Acontecimento capital da História: o Verbo de Deus se
encarna no seio puríssimo de Maria (Festividade celebrada pela Igreja no dia 25
de março).
Plinio Corrêa de Oliveira*
A cena famosa da Anunciação do Arcanjo São Gabriel a
Nossa Senhora, no retábulo pintado por Fra Angélico [quadro acima], constituiu
para a humanidade uma hora da graça. Abriu-se o Céu que a culpa de Adão e Eva
havia cerrado, e dele desceu um espírito de luz e pureza, trazendo consigo
mensagem de reconciliação e paz, dirigida à criatura mais formosa, nobre,
cândida e benigna que nascera da estirpe de Adão.
Estando o Arcanjo em presença da Santíssima Virgem, o
diálogo se estabelece. A nobreza própria à natureza angélica, sua fortaleza
leve e toda espiritual, sua inteligência e pureza, enfim tudo se espelha
admiravelmente na figura altamente expressiva de São Gabriel. Nossa Senhora,
com razão, aparece na pintura menos etérea e impalpável, pois é uma criatura humana.
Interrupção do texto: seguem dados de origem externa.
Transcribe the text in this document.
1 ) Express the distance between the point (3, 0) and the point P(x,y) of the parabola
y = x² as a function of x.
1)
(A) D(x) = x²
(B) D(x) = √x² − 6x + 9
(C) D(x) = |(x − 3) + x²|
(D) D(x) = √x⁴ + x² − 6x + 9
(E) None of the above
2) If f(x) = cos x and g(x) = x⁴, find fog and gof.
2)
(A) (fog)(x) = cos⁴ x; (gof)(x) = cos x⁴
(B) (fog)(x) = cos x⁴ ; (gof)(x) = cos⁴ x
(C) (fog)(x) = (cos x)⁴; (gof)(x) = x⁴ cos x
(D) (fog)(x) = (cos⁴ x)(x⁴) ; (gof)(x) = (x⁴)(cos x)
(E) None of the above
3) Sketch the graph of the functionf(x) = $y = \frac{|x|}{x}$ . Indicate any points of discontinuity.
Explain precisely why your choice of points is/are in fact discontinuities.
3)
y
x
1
Entretanto, um quê de angélico nota-se em toda a compostura d´Aquela que é a
Rainha dos anjos. Sua fisionomia excede em espiritualidade, nobreza e candura à
do próprio emissário celeste.
Invisível, Deus entretanto manifesta sua presença na luz
sobrenatural que parece irradiar de ambos os personagens, comunicando a toda a
natureza o esplendor de uma alegria pura, tranquila, virginal. Sente-se quase a
temperatura suavíssima, a brisa levíssima e aromática, a alegria que perpassa
todo o ambiente criado por Nossa Senhora e o Arcanjo.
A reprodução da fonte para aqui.